Cotidiano da nação

O escárnio continua a ser regurgitado sobre os resquícios dos valores que a maioria absoluta dos cidadãos mais preza: honestidade, decência, compostura e respeito aos direitos dos iguais. Infelizmente não é esse o exemplo que continua a fluir dos esgotos do Senado da República, a cada dia exalando com maior intensidade a fedentina dos atos deploráveis chancelados pelos agentes que deveriam zelar pela integridade da instituição.
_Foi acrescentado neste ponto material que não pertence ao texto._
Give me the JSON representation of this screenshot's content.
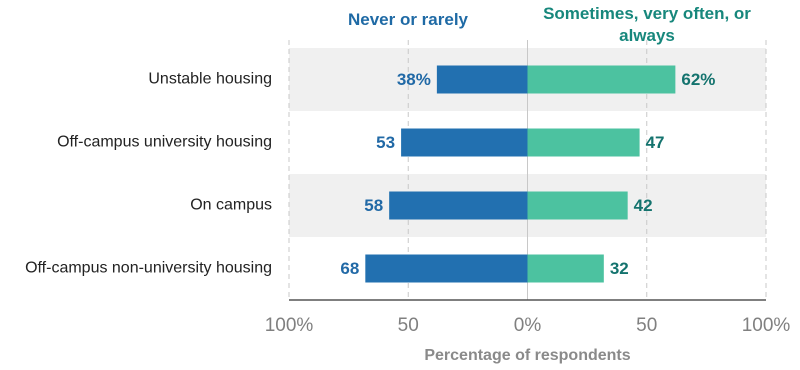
{
  "chart_data": {
    "type": "diverging-bar",
    "categories": [
      "Unstable housing",
      "Off-campus university housing",
      "On campus",
      "Off-campus non-university housing"
    ],
    "series": [
      {
        "name": "Never or rarely",
        "color": "#2270b0",
        "values": [
          38,
          53,
          58,
          68
        ],
        "value_labels": [
          "38%",
          "53",
          "58",
          "68"
        ]
      },
      {
        "name": "Sometimes, very often, or always",
        "color": "#4cc2a0",
        "values": [
          62,
          47,
          42,
          32
        ],
        "value_labels": [
          "62%",
          "47",
          "42",
          "32"
        ]
      }
    ],
    "xlim": [
      -100,
      100
    ],
    "xticks": [
      {
        "value": -100,
        "label": "100%"
      },
      {
        "value": -50,
        "label": "50"
      },
      {
        "value": 0,
        "label": "0%"
      },
      {
        "value": 50,
        "label": "50"
      },
      {
        "value": 100,
        "label": "100%"
      }
    ],
    "xlabel": "Percentage of respondents",
    "grid": true
  }
}
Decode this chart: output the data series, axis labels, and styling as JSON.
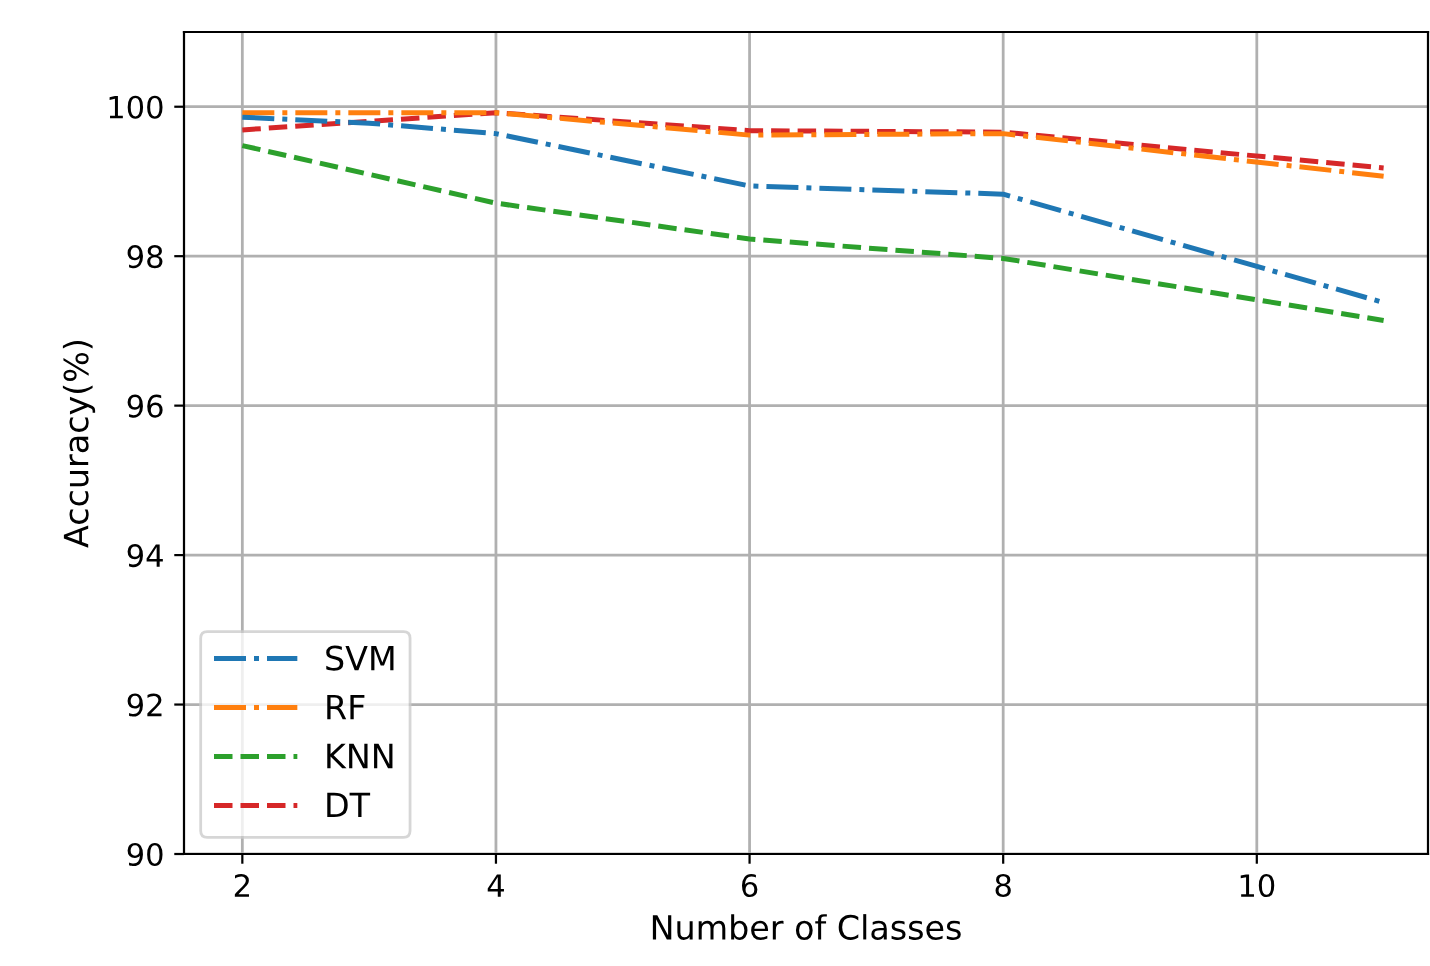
{
  "chart_data": {
    "type": "line",
    "xlabel": "Number of Classes",
    "ylabel": "Accuracy(%)",
    "x": [
      2,
      4,
      6,
      8,
      11
    ],
    "series": [
      {
        "name": "SVM",
        "color": "#1f77b4",
        "line_style": "dashdot",
        "x": [
          2,
          3,
          4,
          6,
          8,
          11
        ],
        "values": [
          99.86,
          99.78,
          99.64,
          98.94,
          98.83,
          97.38
        ]
      },
      {
        "name": "RF",
        "color": "#ff7f0e",
        "line_style": "dashdot",
        "values": [
          99.92,
          99.92,
          99.62,
          99.64,
          99.07
        ]
      },
      {
        "name": "KNN",
        "color": "#2ca02c",
        "line_style": "dashed",
        "values": [
          99.48,
          98.71,
          98.23,
          97.97,
          97.14
        ]
      },
      {
        "name": "DT",
        "color": "#d62728",
        "line_style": "dashed",
        "values": [
          99.69,
          99.92,
          99.68,
          99.66,
          99.18
        ]
      }
    ],
    "xlim": [
      1.54,
      11.35
    ],
    "ylim": [
      90,
      101
    ],
    "xticks": [
      2,
      4,
      6,
      8,
      10
    ],
    "yticks": [
      90,
      92,
      94,
      96,
      98,
      100
    ],
    "grid": true,
    "legend": "bottom left",
    "marker": "none"
  }
}
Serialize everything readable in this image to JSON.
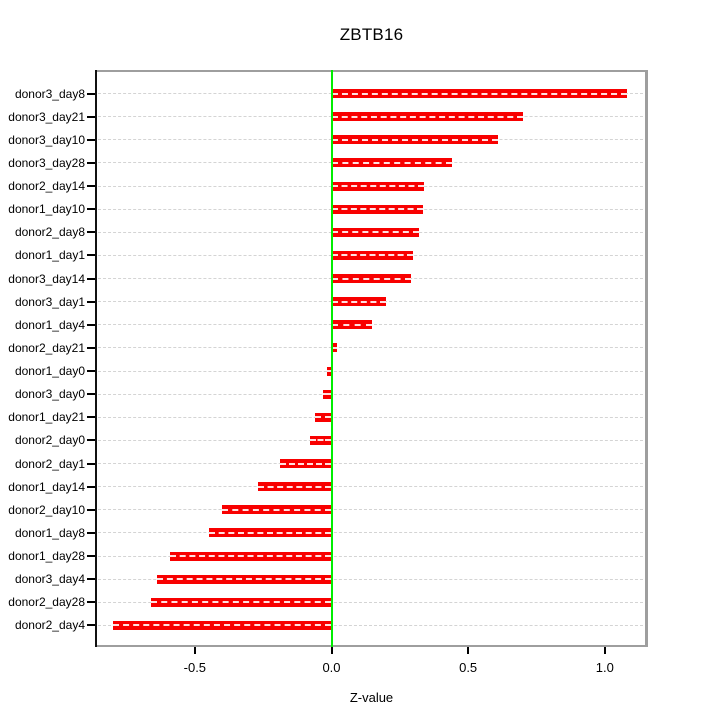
{
  "chart_data": {
    "type": "bar",
    "orientation": "horizontal",
    "title": "ZBTB16",
    "xlabel": "Z-value",
    "ylabel": "",
    "categories": [
      "donor3_day8",
      "donor3_day21",
      "donor3_day10",
      "donor3_day28",
      "donor2_day14",
      "donor1_day10",
      "donor2_day8",
      "donor1_day1",
      "donor3_day14",
      "donor3_day1",
      "donor1_day4",
      "donor2_day21",
      "donor1_day0",
      "donor3_day0",
      "donor1_day21",
      "donor2_day0",
      "donor2_day1",
      "donor1_day14",
      "donor2_day10",
      "donor1_day8",
      "donor1_day28",
      "donor3_day4",
      "donor2_day28",
      "donor2_day4"
    ],
    "values": [
      1.08,
      0.7,
      0.61,
      0.44,
      0.34,
      0.335,
      0.32,
      0.3,
      0.29,
      0.2,
      0.15,
      0.02,
      -0.015,
      -0.03,
      -0.06,
      -0.08,
      -0.19,
      -0.27,
      -0.4,
      -0.45,
      -0.59,
      -0.64,
      -0.66,
      -0.8
    ],
    "xlim": [
      -0.865,
      1.158
    ],
    "x_ticks": {
      "values": [
        -0.5,
        0.0,
        0.5,
        1.0
      ],
      "labels": [
        "-0.5",
        "0.0",
        "0.5",
        "1.0"
      ]
    },
    "grid": "horizontal-dashed-per-row",
    "legend": null,
    "colors": {
      "bar": "#f80000",
      "bar_center_dash": "#ffe0e0",
      "zero_line": "#00ee00",
      "gridline": "#d4d4d4",
      "box_border": "#9e9e9e",
      "axis_line": "#111111",
      "text": "#000000",
      "background": "#ffffff"
    }
  }
}
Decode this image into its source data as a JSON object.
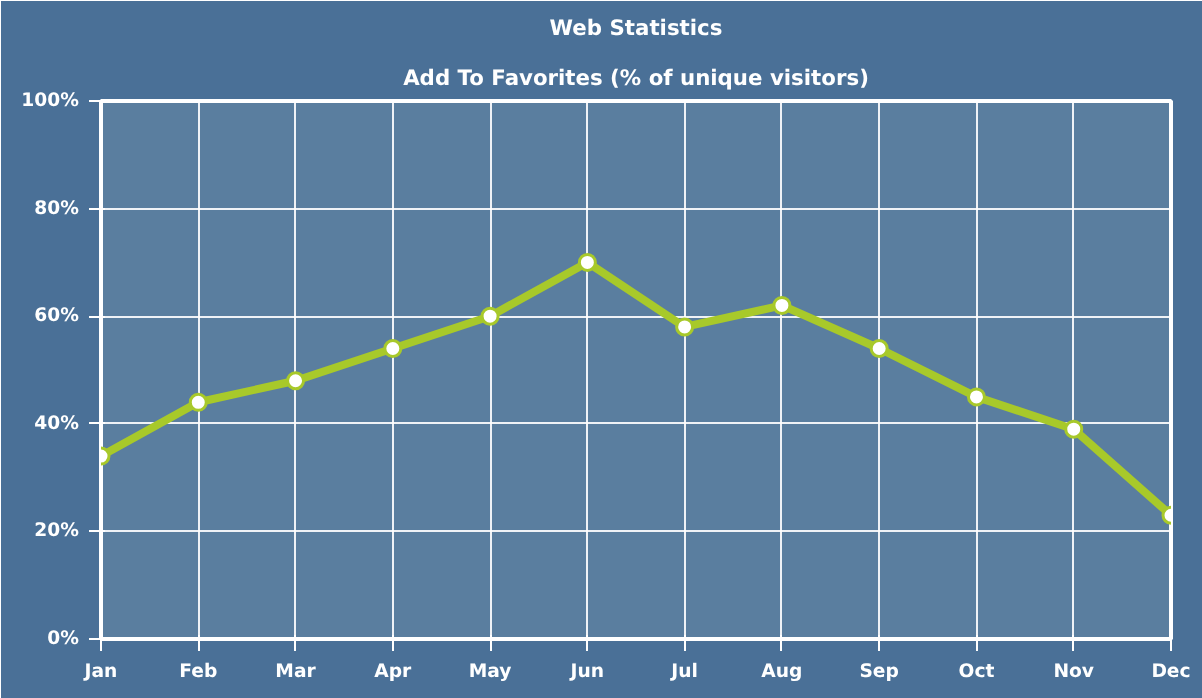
{
  "chart_data": {
    "type": "line",
    "title": "Web Statistics",
    "subtitle": "Add To Favorites (% of unique visitors)",
    "categories": [
      "Jan",
      "Feb",
      "Mar",
      "Apr",
      "May",
      "Jun",
      "Jul",
      "Aug",
      "Sep",
      "Oct",
      "Nov",
      "Dec"
    ],
    "series": [
      {
        "color": "#a8c92a",
        "values": [
          34,
          44,
          48,
          54,
          60,
          70,
          58,
          62,
          54,
          45,
          39,
          23
        ]
      }
    ],
    "ylim": [
      0,
      100
    ],
    "yticks": [
      {
        "value": 0,
        "label": "0%"
      },
      {
        "value": 20,
        "label": "20%"
      },
      {
        "value": 40,
        "label": "40%"
      },
      {
        "value": 60,
        "label": "60%"
      },
      {
        "value": 80,
        "label": "80%"
      },
      {
        "value": 100,
        "label": "100%"
      }
    ],
    "grid": true,
    "marker": "circle",
    "line_style": "solid"
  }
}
As páginas políticas dos jornais e noticiários de televisão, ademais de infindáveis sites e blogs concedem amplo espaço ao tema que emporcalha, o termo não poderia ser outro, o cotidiano da nação.

A última volta do parafuso encravado na instância legislativa conhecida como Câmara Alta, também em flagrante uso inapropriado do significado real da expressão eufemismo, foi dada (haverá outras?) pela diretoria-geral ao convalidar na quarta-feira a cambulhada de 45 atos secretos. No mesmo dia, o presidente da instituição, senador José Sarney (PMDB-AP), foi isentado pelo Conselho de Ética e Decoro Parlamentar das denúncias e representações que pediam a abertura de processos investigatórios sobre uma série de desvios administrativos, dentre os quais avultavam indícios de nepotismo, favorecimento e corrupção.

Dentre os atos secretos agora emoldurados pelo reconhecimento oficial destacam-se os boletins de nomeação de Maria do Carmo de Castro Macieira, sobrinha do presidente do Senado, Nathalie Rondeau, filha de protegido político de Sarney, e Alba Leite Nunes Lima, casada com Chiquinho Escórcio, conhecido integrante da milícia pessoal do patriarca das sesmarias do Maranhão e Amapá. A justificativa usada para manter as respectivas pessoas nos empregos é capaz de fazer corar um frade de pedra, além de render homenagens aos milhões de patrícios reduzidos à categoria de desempregados nos glaciais informes do Instituto Brasileiro de Geografia e Estatística (IBGE), ou do Cadastro Geral de Empregados e Desempregados (Caged), do insuspeito Ministério do Trabalho. Em amparo aos nomeados por atos secretos, proclama a administração do Senado que eles jamais deixaram de prestar os serviços pelos quais foram remunerados. São parentes próximos e apadrinhados, mas não fantasmas!

Ora, até o Conselheiro Acácio estaria obrigado a exigir explicação tanto mais plausível e correta que o sórdido argumento lançado com o costumeiro acinte no rosto dos contribuintes. Se os tais servidores são capazes de prestar os serviços deles requeridos, qual a razão de nomeá-los mediante o ignóbil expediente do ato sigiloso? Por que embuçá-los nas sombras de um sistema burocrático idealizado com a precisão de relojoeiro suíço, ao que tudo indica em cega obediência à voracidade inesgotável dos predadores do recurso público? Ou seria, pura e simplesmente, a fórmula insolente de rotular como extemporânea e sem validade a súmula aprovada pelo Supremo Tribunal Federal (STF), expungindo do serviço público o legado papista do nepotismo?

Com o objetivo de aliviar a carga de dejetos estratificada em sucessivas camadas, que acabou transformando o Senado da República numa autêntica “casa da mãe Joana” (com todo o respeito que a distinta senhora merece), a Mesa Diretora se dignou autorizar a execução do plano de reforma sugerido pela Fundação Getúlio Vargas (FGV), prevendo a dispensa de 2,2 mil funcionários e a economia de R$ 376,4 milhões anuais nos dispêndios da instituição. Quanto mais não seja, recairá sobre os ombros desses servidores a pecha de bodes expiatórios da moralização dos costumes na ex-respeitosa confraria de Rui Barbosa.

Com um total de servidores presenciais ou ocultos pelas patranhas das nomeações sigilosas, que é um segredo conhecido por pouquíssimas pessoas, ou nenhuma, e isso não causaria a menor surpresa, a fotografia da Casa incumbida de manter o equilíbrio político entre as demais instituições republicanas mostra que a mesma tornou-se curral de uns poucos espertalhões que exercem mafioso controle da obtusa evolução dos senadores sem-voto e integrantes do baixo clero.